LATE BENIGN SYPHILIS (THE GUMMA) • The gumma was the most common complication of late syphilis in the Oslo Study of untreated patients (1891 to 1951); rare in the penicillin era. • Usually develop 1-10 years after infection and may involve any part of the body. • Gummas may be single or multiple. Start as a superficial nodule or as a deeper lesion that breaks down to form punched-out ulcers. They are ordinarily indolent, slowly progressive, and indurated granulomata, with central healing with an atrophic scar surrounded by hyperpigmented borders. • Cutaneous gummas may be confused with skin lesions of TB, sarcoidosis, leprosy, and deep fungal infections (but, gumma is the only such lesion to heal dramatically with penicillin therapy). Gumma can also be papulosquamous type mimicking psoriasis. • T. pallidum is ordinarily not demonstrable by silver stain but can sometimes be recovered by inoculation of rabbits. • May be destructive, but responds rapidly to treatment, thus, is relatively benign.
LATE BENIGN SYPHILIS (Gumma) (Cont.) • May also involve deep visceral organs, particularly the respiratory tract, gastrointestinal tract, bones, larynx, lung, liver, • In earlier centuries, gummas of the nose and palate commonly resulted in septal perforations and disfiguring facial lesions. • Bone involvement may cause a characteristic symptom of nocturnal bone pain. • Radiologic abnormalities, when present, include periostitis, and lytic or sclerotic, destructive osteitis.
TESTS FOR SYPHILIS • Dark field Microscopy • VDRL, RPR • FTA-ABS, MHA-TP • Direct Fluorescent Antibody (DFA)
NONTREPONEMAL SEROLOGIC TESTSIMPORTANT POINTS • VDRL and RPR: tests of choice for screening and monitoring response to tx. • Nonspecific; must be confirmed by treponemal test.
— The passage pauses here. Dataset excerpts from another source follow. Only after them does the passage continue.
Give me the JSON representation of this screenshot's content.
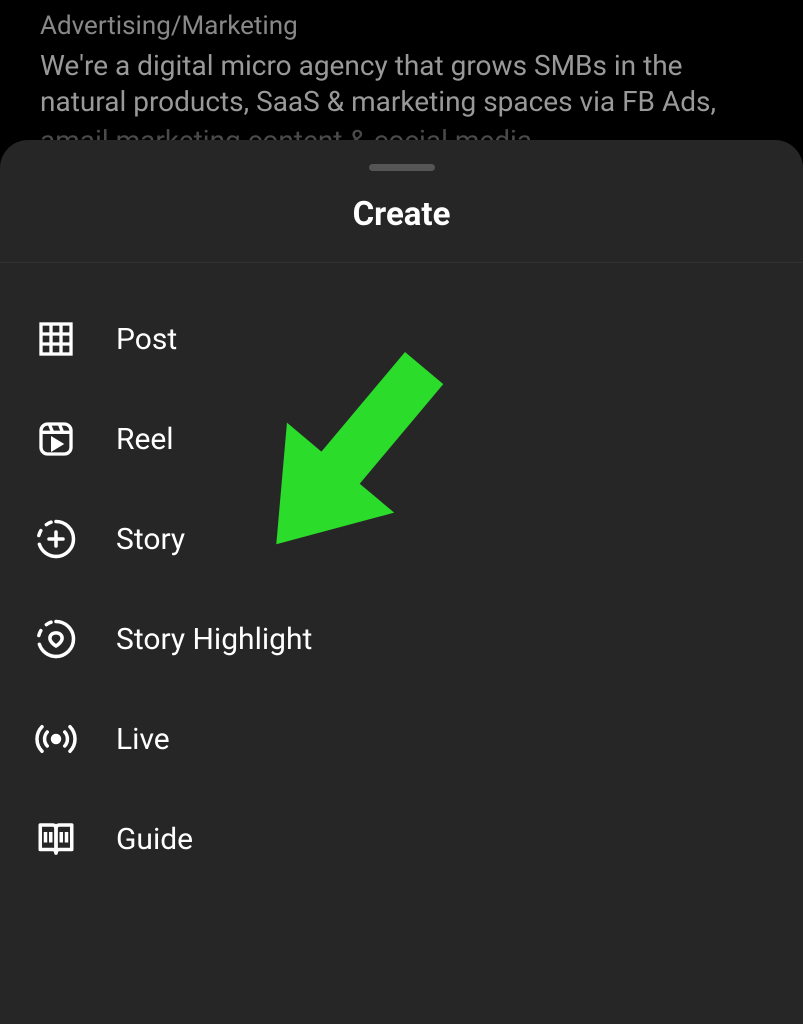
{
  "background": {
    "category": "Advertising/Marketing",
    "description_line1": "We're a digital micro agency that grows SMBs in the",
    "description_line2": "natural products, SaaS & marketing spaces via FB Ads,",
    "description_faded": "amail marketing content & cocial media"
  },
  "sheet": {
    "title": "Create",
    "items": [
      {
        "label": "Post"
      },
      {
        "label": "Reel"
      },
      {
        "label": "Story"
      },
      {
        "label": "Story Highlight"
      },
      {
        "label": "Live"
      },
      {
        "label": "Guide"
      }
    ]
  },
  "annotation": {
    "arrow_color": "#2bdc2b"
  }
}
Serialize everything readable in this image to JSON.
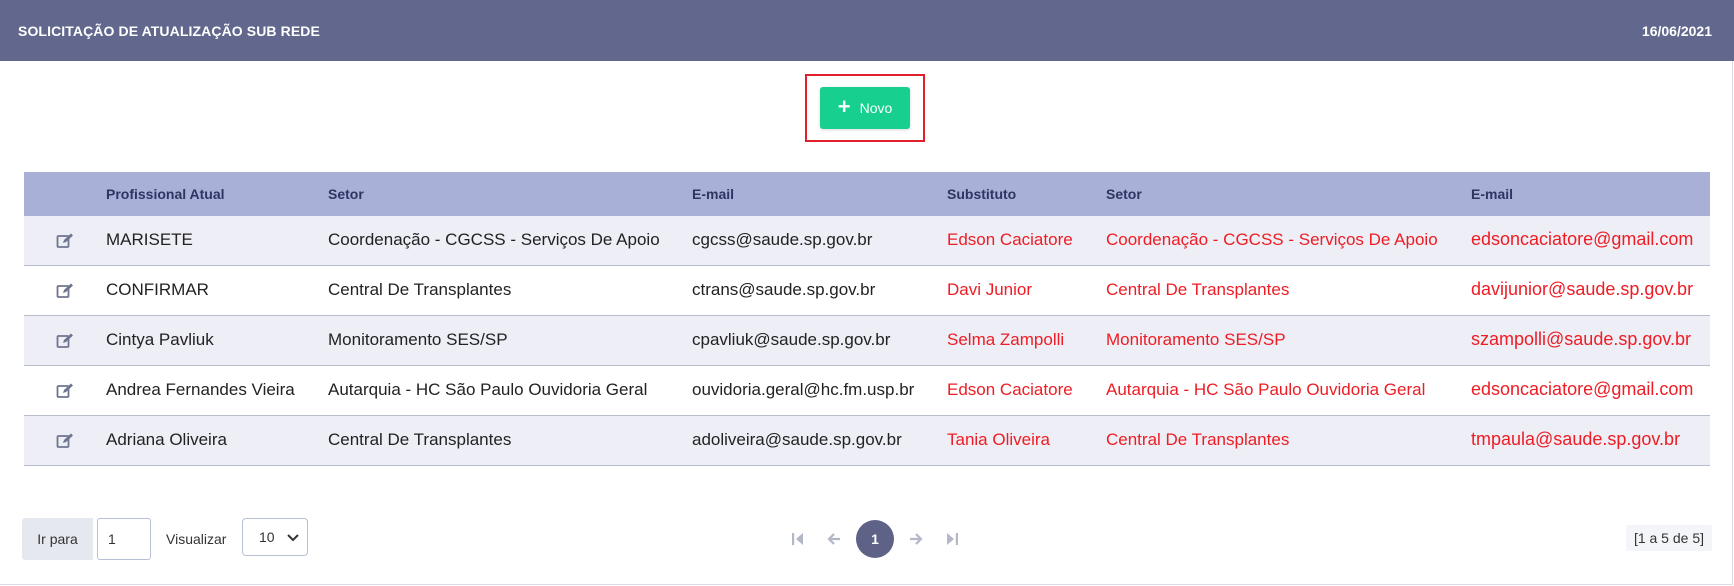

False-positives usually have a titer of < 1:8. • VDRL and RPR titers are not interchangeable (RPR titer is often slightly higher than VDRL titer). • A nonreactive VDRL test does not exclude primary syphilis. • VDRL is positive for 99% of patients with secondary syphilis. • Consider the PROZONE PHENOMENON. Patients with very high titers of antibody may have a “negative’ VDRL; dilution of the serum results in conversion of a negative test to a positive test result. • VDRL reactivity tends to diminish in later stages of the disease • VDRL titers of treated patients may turn negative with time or may remain low-normal for long time, “serofast.”
TREPONEMAL TESTS FTA-ABS • Used as a confirmatory tests. • Sensitivity and specificity high. • 85% of patients with primary syphilis are reactive • 99% with secondary syphilis • > 95% with late syphilis (It may be the only test with a positive result for patients with cardiovascular or neurologic syphilis). • Remains reactive for lifein most, despite adequate therapy. Only 15-25 % of those treated for primay syphilis may turn negative by 2-3 yrs. • False positive in other treponemal diseases (pinta, yaws..) and other spirochete diseases (Lyme, leptospirosis…) MHA-TP test (microhemagglutination assay for T. pallidum; agglutination of RBCs to which T. pallidum antigens have been fixed is the basis).